Greetings Cards Have Not Been Sent

Glass Balls

I don’t know about the rest of you, but I’ve felt swamped this season. I’ve got a few balls spinning precariously in the air: the boring blog job, my day job of stay-at-home mothering, writing, present-buying, cookie-making, and THE Christmas Newsletter -all threatening to drop and break into a thousand tiny glass-ornament shards.

Someone should have taken all this into account, particularly knowing I’m a horrible juggler.

It’s the small hands. Might be lack of practice, too.

Point is, it’s December 21st and there is no way I am going to get these Christmas cards to people before Christmas. I know. The post office told me.

After navigating an endless, winding line of hopeful package-senders, I addressed the top of a head behind an overflowing counter. “WILL THIS ARRIVE BY CHRISTMAS?” I yelled.

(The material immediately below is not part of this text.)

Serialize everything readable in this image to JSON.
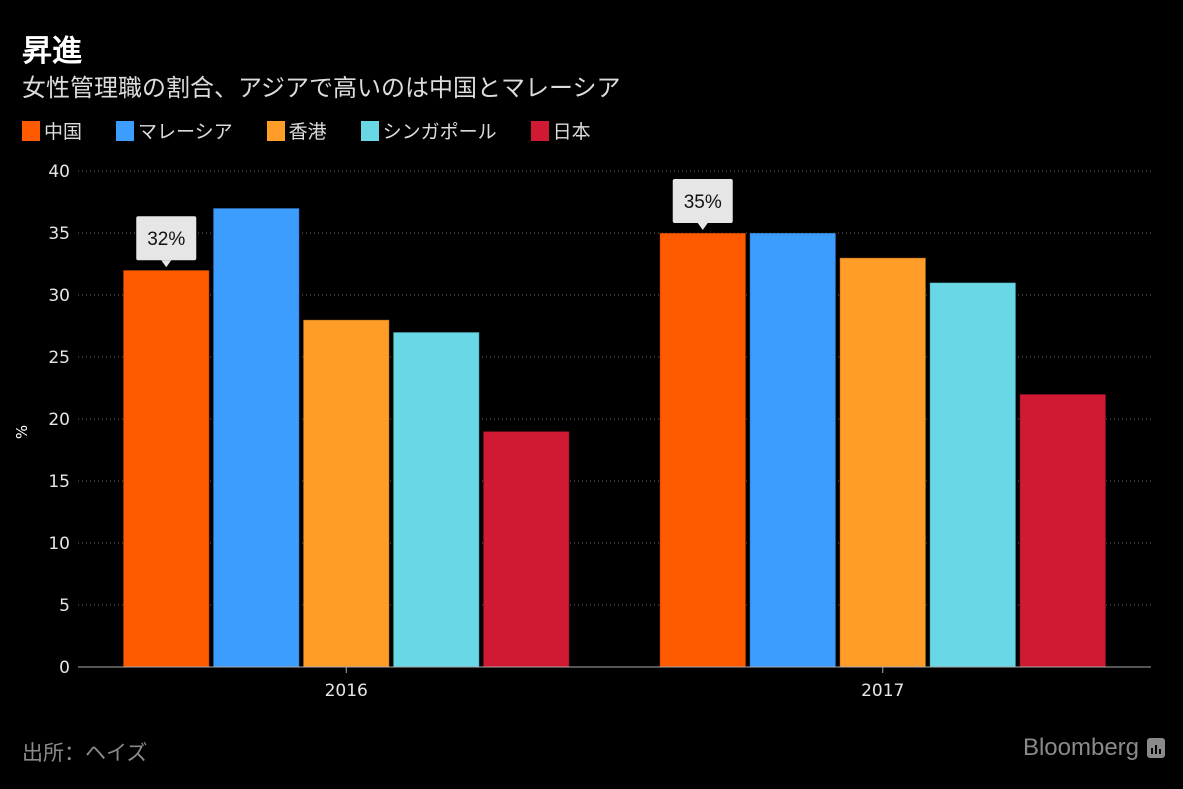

I think the hair moved. A mumble made it through the wall of bubble-wrapped envelopes and Flat Rate Priority Mail boxes. A finger poked through to point at their posted notice: Priority Mail Not Guaranteed to Arrive if Mailed after December 20, 2017.

“So…. I HAVE A HOPE?”

I think the pile sighed.

And yet, I push onward. I’ve typed up a funny newsletter and sent it inside a crappy Wal-mart card for over a decade now. My audience needs me.

I think.

That, and it’s a decade of tradition. As Tevye would say, “…It’s a tradition. And because of our traditions, every one of us knows who he is, and what God expects him to do.” Though I don’t actually send one to any deity, you get the idea.

Besides juggling and general motivation problems (a standard writing prompt of mine on this very blog), I have made chronicling events difficult for myself. Impossible for myself.

I take my writing seriously when it’s not 2 a.m. before a deadline. I assume a new angle each time is imperative. So, the work gets pushed back and pushed back.

We got a few cards in advance this year, which was nice. Usually I don’t get so many until I’ve sent my famous offering first. All of them are photo cards; the families smiling in matching clothing, standing somewhere ethereal like their front yard.

“We should do a family picture next year,” my husband noted, examining our mail.

I glanced up from the 75 envelopes I was hand-addressing, trying to psych myself up for the next three steps. “I don’t know,” I sighed. “A picture seems like so much work.”